Two stories are often told about teaching. The first is that it is very simple but some outside “other” comes to complicate it, the second that it is very complicated but some outside “other” fails to recognise this. So which is the most prevalent view among twitter’s teachers? As clear as ever.
Teaching is simple
I would say that teaching is essentially very simple. There are things that I know, understand and can do that I think pupils should know, understand and be able to do. I pass this on through either fairly direct instruction (by telling/showing) or by creating activities that allow them to build it themselves. I recap this frequently and give them feedback so they know what else they need to do.
Teaching is complex
There is though a pretty big “however” coming up.
However, doing these things well is complex and requires training, experience and reflection. Hattie’s work shows that almost everything a teacher tries leads to some kind of positive effect. It isn’t a question of what works but what works where, when and, importantly, best.
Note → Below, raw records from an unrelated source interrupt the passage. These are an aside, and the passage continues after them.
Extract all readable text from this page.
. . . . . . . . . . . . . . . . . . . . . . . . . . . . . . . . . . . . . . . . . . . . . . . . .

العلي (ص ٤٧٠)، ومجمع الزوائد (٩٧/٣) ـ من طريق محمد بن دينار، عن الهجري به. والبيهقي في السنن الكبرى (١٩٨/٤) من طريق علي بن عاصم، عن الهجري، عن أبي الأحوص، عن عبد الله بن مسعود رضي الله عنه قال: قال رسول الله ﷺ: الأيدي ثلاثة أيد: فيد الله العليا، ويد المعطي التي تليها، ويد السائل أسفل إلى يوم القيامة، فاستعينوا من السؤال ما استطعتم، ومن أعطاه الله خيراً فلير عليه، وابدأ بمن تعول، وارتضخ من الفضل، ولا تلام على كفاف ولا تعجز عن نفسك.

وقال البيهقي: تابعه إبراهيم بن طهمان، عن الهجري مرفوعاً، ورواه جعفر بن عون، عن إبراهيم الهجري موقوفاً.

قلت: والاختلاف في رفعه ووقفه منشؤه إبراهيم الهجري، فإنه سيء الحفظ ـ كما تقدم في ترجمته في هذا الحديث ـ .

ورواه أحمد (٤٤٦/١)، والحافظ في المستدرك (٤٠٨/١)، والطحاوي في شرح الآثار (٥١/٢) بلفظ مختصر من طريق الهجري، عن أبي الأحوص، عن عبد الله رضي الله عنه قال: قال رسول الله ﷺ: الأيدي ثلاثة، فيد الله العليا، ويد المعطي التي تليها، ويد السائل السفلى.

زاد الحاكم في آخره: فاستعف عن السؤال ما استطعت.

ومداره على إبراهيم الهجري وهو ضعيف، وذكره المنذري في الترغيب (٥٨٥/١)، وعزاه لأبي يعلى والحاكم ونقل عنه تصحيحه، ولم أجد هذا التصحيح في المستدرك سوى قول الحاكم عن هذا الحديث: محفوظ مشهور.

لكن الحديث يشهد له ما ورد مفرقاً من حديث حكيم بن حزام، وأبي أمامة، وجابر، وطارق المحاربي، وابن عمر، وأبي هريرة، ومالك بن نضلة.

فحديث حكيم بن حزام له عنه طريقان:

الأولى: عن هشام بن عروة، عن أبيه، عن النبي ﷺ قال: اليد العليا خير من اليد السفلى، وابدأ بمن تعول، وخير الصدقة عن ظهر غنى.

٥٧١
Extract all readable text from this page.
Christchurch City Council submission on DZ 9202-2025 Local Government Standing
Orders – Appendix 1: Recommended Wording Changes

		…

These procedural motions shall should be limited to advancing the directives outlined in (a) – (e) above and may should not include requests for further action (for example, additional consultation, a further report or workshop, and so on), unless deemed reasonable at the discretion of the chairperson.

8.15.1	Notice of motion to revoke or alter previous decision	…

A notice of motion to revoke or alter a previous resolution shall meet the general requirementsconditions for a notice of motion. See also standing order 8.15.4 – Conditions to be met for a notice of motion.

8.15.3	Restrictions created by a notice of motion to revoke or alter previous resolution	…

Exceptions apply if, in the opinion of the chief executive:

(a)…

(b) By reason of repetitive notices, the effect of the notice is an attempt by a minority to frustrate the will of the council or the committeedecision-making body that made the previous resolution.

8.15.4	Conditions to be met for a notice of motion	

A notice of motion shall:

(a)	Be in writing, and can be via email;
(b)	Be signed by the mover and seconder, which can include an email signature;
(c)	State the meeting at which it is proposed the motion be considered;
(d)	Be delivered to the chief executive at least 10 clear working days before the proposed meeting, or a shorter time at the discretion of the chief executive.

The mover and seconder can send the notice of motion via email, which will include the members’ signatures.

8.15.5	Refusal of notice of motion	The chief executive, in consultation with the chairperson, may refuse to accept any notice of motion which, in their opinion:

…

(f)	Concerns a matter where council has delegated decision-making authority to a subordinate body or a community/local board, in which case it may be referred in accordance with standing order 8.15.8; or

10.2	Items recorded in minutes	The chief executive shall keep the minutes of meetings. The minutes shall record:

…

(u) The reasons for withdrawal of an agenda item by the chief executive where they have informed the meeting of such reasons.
It is possible to explain something really well in a way that makes it stick and do it badly so that pupils just end up more confused. We can create activities that involve deliberate practice and challenge or busy work that leads to nothing being learnt. On top of this we have the issue of opportunity cost. I could give feedback in a way that works, but doesn’t work as well as something else. Or I could give feedback in a way that works very well but is so time consuming I don’t have time to plan an effective recap session and so skip this. This makes teaching more complex.
Other areas of teaching are complex because of the intellectual demand that it requires. Assessments designed to be reliable and valid is complex. Putting together the curriculum for your subject and recontextualising it is complex.
This is why I have a library of teaching books, spend time reading educational research and talking to teachers. It is why I write this blog and why I’m writing Making Every Geography Lesson Count. Exploring the complexity of teaching is fascinating and something we can always improve on.
Teaching is complicated
These two aspects of teaching, the simplicity and complexity are what makes teaching so rewarding. It is simple enough to have a clear idea of what you need to do but complex enough to mean you can keep improving.
The more frustrating parts of teaching tends to come from those things that complicate it. For example, the demand to meet the need of different audiences. Leaders who want learning made visible for their quality assurance or parents who want schools to confirm to their own ideas of how things should be run around their child. A need to track progress towards an ill defined target is complicated to the point of impossibility. Managing the behaviour of hundreds of individuals within a school’s behaviour system could be complicated.
At its heart teaching is simple. There are a few basic components that we can work on and master. Doing them well is complex but this complexity adds the intellectual challenge that makes the job rewarding. Complications tend to be frustrations that are added to the job and are often the result of trying to do the impossible.